The Word of God is a living and active sword, not a cadaver awaiting dissection.
-Steve Schlissel
I find myself doing this all the time. In order to understand something, I take it apart, mentally or otherwise. Pulsator isn’t working right. Take it apart. Brakes wore out on the family jalopy; take it apart and fix it. Fellow Christian doesn’t believe rightly on the Decree of Providence; dismantle him… Right?
There are some things you just can’t take apart. One thing we’ve dissected ad nauseum is the Bible. For instance, who came up with the idea of Testaments? (ie, the page break between Malachi and Matthew) Chapters? Verses? References? Notes? Are they necessarily helpful? Quite simply, yes. Quite honestly, I’m not so sure.
Let’s revert back to our erring brother. We go to our handy concordance and look up all the verses with key words in it. Volia! He’s put right. So he walks down to see his Dispy friend and they start talking about the Church vs Israel. Get out the same handy concordance and, Volia! Instant Dispy. Why? Because there was no organic connection between God’s people thousands of years ago with God’s people today. All saved by Christ, all benefits of his salvation.
Another subtle overtone is the phrase ‘take it apart’. I may be stretching things here but I want to write it down whether it fits or not. If you take something apart, you do just that. You ‘take’ it.
“What if we start with the radical idea that God has given us [as his people] grace, or even the more radical idea that He’s given it to our children!”
Steve Schlissel spoke that at a Conference clarifying the Federal Vision.

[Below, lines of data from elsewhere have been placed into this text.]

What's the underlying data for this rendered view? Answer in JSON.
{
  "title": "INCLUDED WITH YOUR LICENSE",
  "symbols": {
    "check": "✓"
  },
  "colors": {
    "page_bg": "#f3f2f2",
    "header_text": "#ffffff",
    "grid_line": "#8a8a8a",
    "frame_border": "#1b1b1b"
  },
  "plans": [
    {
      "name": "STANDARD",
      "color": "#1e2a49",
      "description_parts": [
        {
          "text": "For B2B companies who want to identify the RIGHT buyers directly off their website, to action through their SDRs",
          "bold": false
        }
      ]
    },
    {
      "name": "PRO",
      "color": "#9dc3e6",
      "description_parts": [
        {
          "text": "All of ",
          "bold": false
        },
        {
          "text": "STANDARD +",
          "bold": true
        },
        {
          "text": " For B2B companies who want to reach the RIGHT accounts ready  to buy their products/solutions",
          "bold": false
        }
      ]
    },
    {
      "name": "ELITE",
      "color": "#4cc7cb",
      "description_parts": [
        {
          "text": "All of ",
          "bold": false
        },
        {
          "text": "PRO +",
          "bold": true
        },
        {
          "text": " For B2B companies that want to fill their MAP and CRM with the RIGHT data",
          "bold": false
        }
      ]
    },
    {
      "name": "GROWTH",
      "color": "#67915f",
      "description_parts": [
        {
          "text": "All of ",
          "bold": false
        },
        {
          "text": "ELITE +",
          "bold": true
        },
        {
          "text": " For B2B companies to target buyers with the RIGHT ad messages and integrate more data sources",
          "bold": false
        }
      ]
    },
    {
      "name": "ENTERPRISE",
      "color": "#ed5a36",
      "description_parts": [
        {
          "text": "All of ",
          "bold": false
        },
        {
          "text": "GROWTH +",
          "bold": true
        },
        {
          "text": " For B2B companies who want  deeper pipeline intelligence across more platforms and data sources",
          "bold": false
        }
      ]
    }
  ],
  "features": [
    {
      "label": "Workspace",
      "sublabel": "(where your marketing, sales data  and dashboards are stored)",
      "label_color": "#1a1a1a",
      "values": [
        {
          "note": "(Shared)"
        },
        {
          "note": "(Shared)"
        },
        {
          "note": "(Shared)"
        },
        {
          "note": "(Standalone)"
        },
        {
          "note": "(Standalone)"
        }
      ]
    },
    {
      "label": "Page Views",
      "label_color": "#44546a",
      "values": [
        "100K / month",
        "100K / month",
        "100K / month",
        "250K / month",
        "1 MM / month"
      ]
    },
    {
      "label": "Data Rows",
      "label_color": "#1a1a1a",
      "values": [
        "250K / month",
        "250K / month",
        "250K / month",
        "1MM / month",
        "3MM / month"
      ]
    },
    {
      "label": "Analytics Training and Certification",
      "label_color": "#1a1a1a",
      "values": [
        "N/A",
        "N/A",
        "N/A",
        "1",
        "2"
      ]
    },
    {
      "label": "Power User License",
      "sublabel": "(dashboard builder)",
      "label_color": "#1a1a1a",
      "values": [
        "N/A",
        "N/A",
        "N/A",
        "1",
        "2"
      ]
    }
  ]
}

God has revealed and given everything He wants us to know. To us and our children.
I think many leaders in the Reformed church have the wrong (in practice) metaphor of the church. We are Christ’s bride growing and maturing, waiting for the supper of the Lamb. Not a cadaver to take apart and examine. It starts to get a little hairy when you want to put everything back together; the rigor mortis part makes it troublesome.